Hal itu dilakukan karena setelah dilakukan pendalaman penyelidikan, polisi memastikan bahwa laporan itu hanyalah karangan belaka alias hoax.
“Banyak ketidaksesuaian antara penyelidikan dengan keterangan RY (Rianto, Red) saat melakukan laporan,” ujar mantan Kasatsabhara Polda Jatim itu.
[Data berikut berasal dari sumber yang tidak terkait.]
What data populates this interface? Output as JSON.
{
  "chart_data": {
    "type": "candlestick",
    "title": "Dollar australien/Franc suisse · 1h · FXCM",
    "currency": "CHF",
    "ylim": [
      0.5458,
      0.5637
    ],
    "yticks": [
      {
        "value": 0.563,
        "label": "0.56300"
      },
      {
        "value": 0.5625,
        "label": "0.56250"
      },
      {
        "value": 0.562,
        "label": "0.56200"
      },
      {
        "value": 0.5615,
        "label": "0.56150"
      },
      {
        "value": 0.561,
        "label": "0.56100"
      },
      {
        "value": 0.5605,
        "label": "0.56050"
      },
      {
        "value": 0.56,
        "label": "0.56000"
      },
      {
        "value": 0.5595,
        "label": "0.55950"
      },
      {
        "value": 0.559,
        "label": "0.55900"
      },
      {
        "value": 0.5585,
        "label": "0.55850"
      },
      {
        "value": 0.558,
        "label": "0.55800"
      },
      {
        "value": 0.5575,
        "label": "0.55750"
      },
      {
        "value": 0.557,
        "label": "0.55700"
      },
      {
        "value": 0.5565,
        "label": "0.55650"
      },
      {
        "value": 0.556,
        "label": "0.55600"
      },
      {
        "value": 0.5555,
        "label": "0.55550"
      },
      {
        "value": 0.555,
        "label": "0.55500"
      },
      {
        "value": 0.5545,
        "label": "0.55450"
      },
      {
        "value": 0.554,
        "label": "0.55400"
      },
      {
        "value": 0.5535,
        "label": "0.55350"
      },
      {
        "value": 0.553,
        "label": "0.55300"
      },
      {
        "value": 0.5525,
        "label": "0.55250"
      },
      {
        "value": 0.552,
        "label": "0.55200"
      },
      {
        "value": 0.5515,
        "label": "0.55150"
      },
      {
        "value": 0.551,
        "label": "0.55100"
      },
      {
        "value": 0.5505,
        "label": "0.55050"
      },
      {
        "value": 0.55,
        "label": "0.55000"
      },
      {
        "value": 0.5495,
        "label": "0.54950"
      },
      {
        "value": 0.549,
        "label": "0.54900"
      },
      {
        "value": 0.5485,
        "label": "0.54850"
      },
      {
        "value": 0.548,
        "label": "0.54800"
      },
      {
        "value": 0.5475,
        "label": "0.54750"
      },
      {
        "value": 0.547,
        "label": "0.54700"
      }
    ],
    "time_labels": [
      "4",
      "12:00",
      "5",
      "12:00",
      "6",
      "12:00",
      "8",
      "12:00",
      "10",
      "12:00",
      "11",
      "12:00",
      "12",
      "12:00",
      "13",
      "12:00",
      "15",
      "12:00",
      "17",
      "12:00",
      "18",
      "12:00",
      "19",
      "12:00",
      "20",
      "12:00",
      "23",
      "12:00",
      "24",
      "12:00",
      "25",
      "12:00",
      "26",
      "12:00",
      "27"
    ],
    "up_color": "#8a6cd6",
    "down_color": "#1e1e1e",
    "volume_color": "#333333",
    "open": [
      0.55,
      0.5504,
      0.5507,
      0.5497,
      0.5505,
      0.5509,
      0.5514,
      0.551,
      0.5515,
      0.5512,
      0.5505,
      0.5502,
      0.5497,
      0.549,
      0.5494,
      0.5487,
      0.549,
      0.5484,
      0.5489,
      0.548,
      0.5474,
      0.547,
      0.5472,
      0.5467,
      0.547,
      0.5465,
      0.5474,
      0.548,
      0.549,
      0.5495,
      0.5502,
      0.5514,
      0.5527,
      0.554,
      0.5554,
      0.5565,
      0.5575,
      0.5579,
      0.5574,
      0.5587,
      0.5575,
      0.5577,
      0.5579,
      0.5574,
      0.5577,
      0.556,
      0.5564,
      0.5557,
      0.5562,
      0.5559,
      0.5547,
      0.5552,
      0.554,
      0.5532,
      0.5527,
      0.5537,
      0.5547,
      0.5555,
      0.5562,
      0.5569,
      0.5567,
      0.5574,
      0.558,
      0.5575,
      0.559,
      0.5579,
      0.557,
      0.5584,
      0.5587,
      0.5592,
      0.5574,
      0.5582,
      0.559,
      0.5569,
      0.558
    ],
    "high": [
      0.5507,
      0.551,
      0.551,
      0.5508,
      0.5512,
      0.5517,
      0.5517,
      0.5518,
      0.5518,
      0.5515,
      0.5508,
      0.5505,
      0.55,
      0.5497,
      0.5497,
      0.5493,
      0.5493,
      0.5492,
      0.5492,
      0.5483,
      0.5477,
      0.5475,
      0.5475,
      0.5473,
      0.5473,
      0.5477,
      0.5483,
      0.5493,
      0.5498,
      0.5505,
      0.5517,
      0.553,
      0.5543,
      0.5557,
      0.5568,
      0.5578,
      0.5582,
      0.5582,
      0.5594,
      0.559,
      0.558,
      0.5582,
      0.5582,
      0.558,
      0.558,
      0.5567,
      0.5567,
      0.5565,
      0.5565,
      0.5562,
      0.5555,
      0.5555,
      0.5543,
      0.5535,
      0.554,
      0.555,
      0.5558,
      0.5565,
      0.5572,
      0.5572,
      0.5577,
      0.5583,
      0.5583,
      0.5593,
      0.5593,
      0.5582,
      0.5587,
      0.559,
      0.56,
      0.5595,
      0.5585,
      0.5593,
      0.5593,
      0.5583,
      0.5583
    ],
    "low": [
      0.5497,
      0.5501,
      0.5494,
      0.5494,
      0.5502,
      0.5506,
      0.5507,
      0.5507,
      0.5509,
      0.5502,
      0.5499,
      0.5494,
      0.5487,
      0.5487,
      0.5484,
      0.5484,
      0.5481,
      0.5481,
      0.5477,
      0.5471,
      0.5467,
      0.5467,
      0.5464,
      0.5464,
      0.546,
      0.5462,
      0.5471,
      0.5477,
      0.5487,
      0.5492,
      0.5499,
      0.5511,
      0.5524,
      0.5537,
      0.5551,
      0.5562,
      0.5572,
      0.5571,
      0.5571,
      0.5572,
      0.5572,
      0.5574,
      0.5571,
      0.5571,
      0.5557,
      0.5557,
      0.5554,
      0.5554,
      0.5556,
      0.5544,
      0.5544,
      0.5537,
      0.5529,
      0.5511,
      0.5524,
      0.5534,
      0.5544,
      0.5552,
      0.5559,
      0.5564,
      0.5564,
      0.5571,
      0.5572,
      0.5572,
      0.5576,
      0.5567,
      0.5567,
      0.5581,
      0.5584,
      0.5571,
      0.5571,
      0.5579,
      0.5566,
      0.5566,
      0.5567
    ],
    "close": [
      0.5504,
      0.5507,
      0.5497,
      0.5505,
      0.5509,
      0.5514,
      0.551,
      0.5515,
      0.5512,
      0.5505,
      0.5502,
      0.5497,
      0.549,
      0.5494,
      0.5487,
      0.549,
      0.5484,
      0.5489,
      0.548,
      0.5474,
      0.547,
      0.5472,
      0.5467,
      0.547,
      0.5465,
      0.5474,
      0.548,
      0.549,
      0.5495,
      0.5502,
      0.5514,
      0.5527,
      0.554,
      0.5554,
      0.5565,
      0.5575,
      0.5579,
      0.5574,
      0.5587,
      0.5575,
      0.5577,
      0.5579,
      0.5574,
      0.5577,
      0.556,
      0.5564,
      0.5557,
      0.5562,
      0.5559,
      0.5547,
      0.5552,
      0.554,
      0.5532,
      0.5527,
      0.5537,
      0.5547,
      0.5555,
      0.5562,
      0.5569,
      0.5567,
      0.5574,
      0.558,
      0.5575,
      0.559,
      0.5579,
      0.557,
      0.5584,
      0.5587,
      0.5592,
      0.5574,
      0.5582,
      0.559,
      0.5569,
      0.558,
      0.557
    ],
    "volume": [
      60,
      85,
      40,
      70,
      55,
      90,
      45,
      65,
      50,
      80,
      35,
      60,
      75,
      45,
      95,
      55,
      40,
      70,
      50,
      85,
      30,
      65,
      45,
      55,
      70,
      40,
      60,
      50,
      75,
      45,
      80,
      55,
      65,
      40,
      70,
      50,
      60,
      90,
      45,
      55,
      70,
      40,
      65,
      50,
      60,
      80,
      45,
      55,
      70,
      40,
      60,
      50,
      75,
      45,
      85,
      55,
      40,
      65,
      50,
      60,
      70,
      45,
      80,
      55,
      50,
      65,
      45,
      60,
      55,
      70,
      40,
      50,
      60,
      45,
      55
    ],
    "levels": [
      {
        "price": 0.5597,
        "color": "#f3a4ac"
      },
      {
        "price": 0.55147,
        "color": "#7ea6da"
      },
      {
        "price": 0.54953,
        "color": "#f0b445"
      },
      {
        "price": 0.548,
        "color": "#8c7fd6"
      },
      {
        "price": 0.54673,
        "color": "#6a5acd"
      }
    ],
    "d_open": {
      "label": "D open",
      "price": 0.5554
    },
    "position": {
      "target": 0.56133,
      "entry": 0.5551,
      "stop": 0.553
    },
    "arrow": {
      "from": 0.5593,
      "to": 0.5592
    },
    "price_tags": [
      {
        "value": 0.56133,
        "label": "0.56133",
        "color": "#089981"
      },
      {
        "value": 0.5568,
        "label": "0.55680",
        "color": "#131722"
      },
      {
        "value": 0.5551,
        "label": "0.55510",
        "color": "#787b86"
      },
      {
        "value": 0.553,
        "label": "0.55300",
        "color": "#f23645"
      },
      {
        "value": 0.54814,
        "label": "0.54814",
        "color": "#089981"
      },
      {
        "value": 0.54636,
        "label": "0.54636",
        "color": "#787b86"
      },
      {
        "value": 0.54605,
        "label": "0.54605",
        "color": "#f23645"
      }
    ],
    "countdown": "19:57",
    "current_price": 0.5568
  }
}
Keputusan penerbitan SP3 itu, kata Anthon, didasarkan pada beberapa hal. Di antaranya adalah berdasarkan pada konfrontasi kebenaran dari delapan orang saksi yang sudah diperiksa oleh pihak kepolisian.
Selanjutnya, juga didasarkan pada hasil pra-rekonstruksi dan rekonstruksi. Semuanya ternyata tidak sesuai dengan apa yang dilaporkan oleh Rianto kepada pihak kepolisian.
Bahkan, dari hasil analisis rekaman CCTV milik pondok, tidak ditemukan adanya aksi penodongan tiga orang misterius seperti yang sempat diceritakan oleh Rianto.